Pada 8 Juli 2022, mantan Perdana Menteri Jepang Shinzo Abe dibunuh dalam sebuah acara politik di Kota Nara, menggemparkan dunia. Peristiwa ini tidak hanya menjadi tragedi bagi Abe, tetapi juga memicu refleksi mendalam terhadap politik, masyarakat, dan organisasi keagamaan Jepang. Saat Abe menyampaikan pidato untuk kandidat Partai Demokrat Liberal, ia ditembak oleh Tetsuya Yamama yang berusia 41 tahun dengan senjata api rakitan dan dinyatakan meninggal setelah dibawa ke Rumah Sakit Universitas Kedokteran Nara.
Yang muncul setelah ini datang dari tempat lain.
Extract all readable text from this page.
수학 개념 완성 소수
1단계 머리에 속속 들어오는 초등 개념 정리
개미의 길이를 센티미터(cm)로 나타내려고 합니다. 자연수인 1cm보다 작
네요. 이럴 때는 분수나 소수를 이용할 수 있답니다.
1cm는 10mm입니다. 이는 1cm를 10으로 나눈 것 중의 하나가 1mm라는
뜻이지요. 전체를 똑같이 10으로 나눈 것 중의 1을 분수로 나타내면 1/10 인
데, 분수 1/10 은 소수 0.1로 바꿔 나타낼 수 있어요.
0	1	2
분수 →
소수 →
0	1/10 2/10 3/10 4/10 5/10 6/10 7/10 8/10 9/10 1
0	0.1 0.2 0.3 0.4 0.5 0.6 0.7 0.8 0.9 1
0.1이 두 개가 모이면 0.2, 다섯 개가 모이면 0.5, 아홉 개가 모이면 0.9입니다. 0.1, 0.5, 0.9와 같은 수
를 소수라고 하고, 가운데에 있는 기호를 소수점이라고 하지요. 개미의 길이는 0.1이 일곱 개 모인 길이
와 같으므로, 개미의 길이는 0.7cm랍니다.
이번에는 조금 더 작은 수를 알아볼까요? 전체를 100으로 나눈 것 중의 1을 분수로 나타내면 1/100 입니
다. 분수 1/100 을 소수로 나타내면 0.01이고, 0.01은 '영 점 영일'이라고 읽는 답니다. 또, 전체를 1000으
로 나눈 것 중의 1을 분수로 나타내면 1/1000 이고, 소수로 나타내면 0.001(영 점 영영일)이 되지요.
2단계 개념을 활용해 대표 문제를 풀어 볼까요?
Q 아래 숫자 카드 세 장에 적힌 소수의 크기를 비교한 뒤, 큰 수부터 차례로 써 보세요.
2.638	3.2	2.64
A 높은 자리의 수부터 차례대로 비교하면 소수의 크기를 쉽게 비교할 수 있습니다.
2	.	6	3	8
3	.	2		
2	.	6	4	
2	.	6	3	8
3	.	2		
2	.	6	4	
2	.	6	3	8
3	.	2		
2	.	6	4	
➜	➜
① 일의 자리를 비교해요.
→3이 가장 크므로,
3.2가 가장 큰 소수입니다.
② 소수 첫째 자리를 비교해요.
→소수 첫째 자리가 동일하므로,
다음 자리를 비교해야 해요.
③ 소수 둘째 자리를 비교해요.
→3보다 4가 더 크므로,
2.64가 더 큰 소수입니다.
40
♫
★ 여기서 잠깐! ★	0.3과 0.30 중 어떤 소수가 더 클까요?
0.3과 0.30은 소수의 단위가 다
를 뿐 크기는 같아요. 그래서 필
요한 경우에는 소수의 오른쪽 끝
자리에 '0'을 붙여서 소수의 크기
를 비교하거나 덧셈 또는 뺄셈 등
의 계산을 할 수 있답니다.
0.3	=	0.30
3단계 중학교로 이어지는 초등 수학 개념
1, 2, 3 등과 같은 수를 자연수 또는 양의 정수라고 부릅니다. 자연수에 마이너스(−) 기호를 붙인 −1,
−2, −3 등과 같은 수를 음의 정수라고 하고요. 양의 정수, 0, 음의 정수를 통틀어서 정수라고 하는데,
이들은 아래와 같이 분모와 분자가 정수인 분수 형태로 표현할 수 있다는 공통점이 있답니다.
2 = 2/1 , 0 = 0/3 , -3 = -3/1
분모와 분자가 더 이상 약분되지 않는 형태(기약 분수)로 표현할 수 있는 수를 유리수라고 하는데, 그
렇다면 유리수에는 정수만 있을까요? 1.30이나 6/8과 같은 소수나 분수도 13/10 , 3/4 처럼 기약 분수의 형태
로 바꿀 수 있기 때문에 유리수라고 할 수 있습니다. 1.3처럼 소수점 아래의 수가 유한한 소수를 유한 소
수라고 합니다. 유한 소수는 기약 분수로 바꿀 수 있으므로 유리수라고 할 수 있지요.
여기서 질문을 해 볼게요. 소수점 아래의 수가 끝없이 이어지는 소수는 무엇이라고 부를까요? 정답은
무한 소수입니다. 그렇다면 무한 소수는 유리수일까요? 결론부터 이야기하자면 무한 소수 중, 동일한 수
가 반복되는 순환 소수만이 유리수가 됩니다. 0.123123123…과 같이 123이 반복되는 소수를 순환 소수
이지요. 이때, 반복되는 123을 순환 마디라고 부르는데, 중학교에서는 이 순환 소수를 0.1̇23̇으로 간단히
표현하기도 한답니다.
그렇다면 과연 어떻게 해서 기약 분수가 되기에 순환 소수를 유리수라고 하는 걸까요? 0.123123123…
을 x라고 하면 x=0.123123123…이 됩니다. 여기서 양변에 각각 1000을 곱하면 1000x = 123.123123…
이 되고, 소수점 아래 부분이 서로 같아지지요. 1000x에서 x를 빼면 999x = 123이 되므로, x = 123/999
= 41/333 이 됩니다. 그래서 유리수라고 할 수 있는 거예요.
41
Pembunuhan ini merupakan pembunuhan pertama terhadap mantan Perdana Menteri Jepang sejak 1936, dan juga merupakan pembunuhan politik besar kedua di Jepang sejak 1960.
Pembunuhan ini membuat masyarakat internasional lebih memperhatikan lingkungan politik Jepang dan masalah sosial di baliknya.
Sejarah masa jabatan Shinzo Abe tidak dapat dianggap remeh. Dari tahun 2006 hingga 2007, dan kemudian dari tahun 2012 hingga 2020, ia merupakan Perdana Menteri Jepang yang menjabat paling lama. Akan tetapi, selama masa jabatannya, hubungan dengan Gereja Unifikasi mulai diragukan secara luas. Keluarga Abe, mulai dari kakek hingga ayahnya, memiliki hubungan dekat dengan kelompok agama tersebut. Latar belakang ini menyebabkan masyarakat lebih banyak merenungkan perilaku politiknya, terutama setelah pembunuhan tersebut.
Tersangka Tetsuya Yamama mengatakan bahwa pembunuhan Abe bermula dari kebenciannya yang mendalam terhadap Gereja Unifikasi, yang meyakini bahwa organisasi ini telah menghancurkan keluarganya. Kejadian ini membuatnya tidak puas karena ibunya di gunung tersebut bangkrut pada tahun 2002 karena tekanan dari gereja. Pembunuhan tersebut kemudian memicu reaksi keras terhadap Gereja Unifikasi di masyarakat Jepang, dengan liputan media yang mendalam dan memaksa beberapa politisi untuk secara terbuka mengungkapkan hubungan mereka dengan Gereja Unifikasi.
"Konsekuensi pembunuhan Abe sangat luas dan bahkan menyebabkan pemerintah melakukan pemurnian terhadap aktivitas organisasi keagamaan."
Berita kematian Abe dengan cepat tersebar di seluruh negeri dan luar negeri, dan semua lapisan masyarakat menyatakan keterkejutan dan belasungkawa. Perdana Menteri Jepang Fumio Kishida segera memutuskan untuk mengadakan pemakaman kenegaraan, yang mendapat dampak politik yang kuat dalam pemilihan berikutnya. Banyak yang mulai mempertanyakan langkah-langkah keamanan Jepang dan menilai kembali prioritas pemerintah untuk melindungi pejabat publik. Kongres kemudian meloloskan beberapa undang-undang yang berupaya membatasi operasi organisasi keagamaan seperti Gereja Unifikasi untuk melindungi calon korban.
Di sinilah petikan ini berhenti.